Walter Quattrociocchi
Full Professor of Computer Science, Head of the Data Science and Complexity Lab, Sapienza Università di Roma
The study is methodologically sound and represents one of the most rigorous independent field experiments on algorithmic feeds conducted to date. The randomised design and combination of survey data with behavioural traces provide credible causal evidence that exposure to X's algorithmic feed can influence certain political attitudes in a relatively short period of time. However, it is important to note that the observed effects appear to operate through increased engagement and amplification of content, rather than through direct ideological persuasion. The algorithm promotes highly engaging political content—which, in this specific context, happens to be more conservative—and users subsequently adapt their following behaviour, leading to persistent exposure effects.

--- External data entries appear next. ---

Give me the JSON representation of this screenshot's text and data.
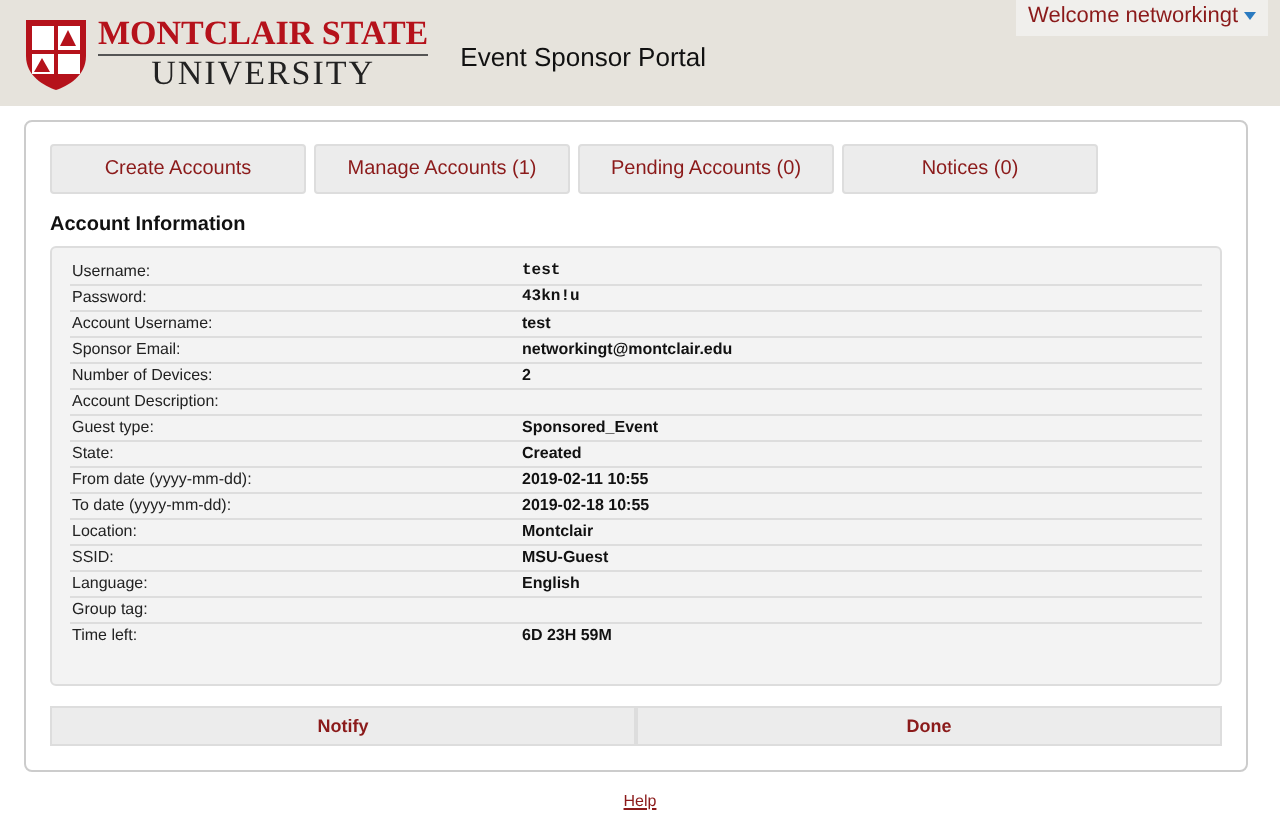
{
  "header": {
    "logo_top": "MONTCLAIR STATE",
    "logo_bottom": "UNIVERSITY",
    "title": "Event Sponsor Portal",
    "user_menu": "Welcome networkingt"
  },
  "tabs": [
    {
      "label": "Create Accounts"
    },
    {
      "label": "Manage Accounts (1)"
    },
    {
      "label": "Pending Accounts (0)"
    },
    {
      "label": "Notices (0)"
    }
  ],
  "section_title": "Account Information",
  "rows": [
    {
      "label": "Username:",
      "value": "test",
      "kind": "mono"
    },
    {
      "label": "Password:",
      "value": "43kn!u",
      "kind": "mono"
    },
    {
      "label": "Account Username:",
      "value": "test",
      "kind": "bold"
    },
    {
      "label": "Sponsor Email:",
      "value": "networkingt@montclair.edu",
      "kind": "bold"
    },
    {
      "label": "Number of Devices:",
      "value": "2",
      "kind": "bold"
    },
    {
      "label": "Account Description:"
    },
    {
      "label": "Guest type:",
      "value": "Sponsored_Event",
      "kind": "bold"
    },
    {
      "label": "State:",
      "value": "Created",
      "kind": "bold"
    },
    {
      "label": "From date (yyyy-mm-dd):",
      "value": "2019-02-11 10:55",
      "kind": "bold"
    },
    {
      "label": "To date (yyyy-mm-dd):",
      "value": "2019-02-18 10:55",
      "kind": "bold"
    },
    {
      "label": "Location:",
      "value": "Montclair",
      "kind": "bold"
    },
    {
      "label": "SSID:",
      "value": "MSU-Guest",
      "kind": "bold"
    },
    {
      "label": "Language:",
      "value": "English",
      "kind": "bold"
    },
    {
      "label": "Group tag:"
    },
    {
      "label": "Time left:",
      "value": "6D 23H 59M",
      "kind": "bold"
    }
  ],
  "buttons": [
    "Notify",
    "Done"
  ],
  "footer_link": "Help"
}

In terms of the broader literature, these findings should be interpreted as complementary rather than contradictory to previous large-scale experiments on Meta platforms, which found limited political effects. The key difference lies in platform dynamics and business models: algorithmic systems are optimised for attention and engagement, not political outcomes. When engagement-based ranking amplifies already prominent political narratives, subsequent attitude changes may arise as a by-product of the attention economy rather than evidence of intrinsic ideological orientation.
A significant limitation is that the experiment focuses on active users in the US during a specific political period; therefore, the direction of ideological effects cannot be generalised to all countries or platforms. In other information ecosystems, engagement optimisation could plausibly amplify different political orientations depending on local media supply and user networks.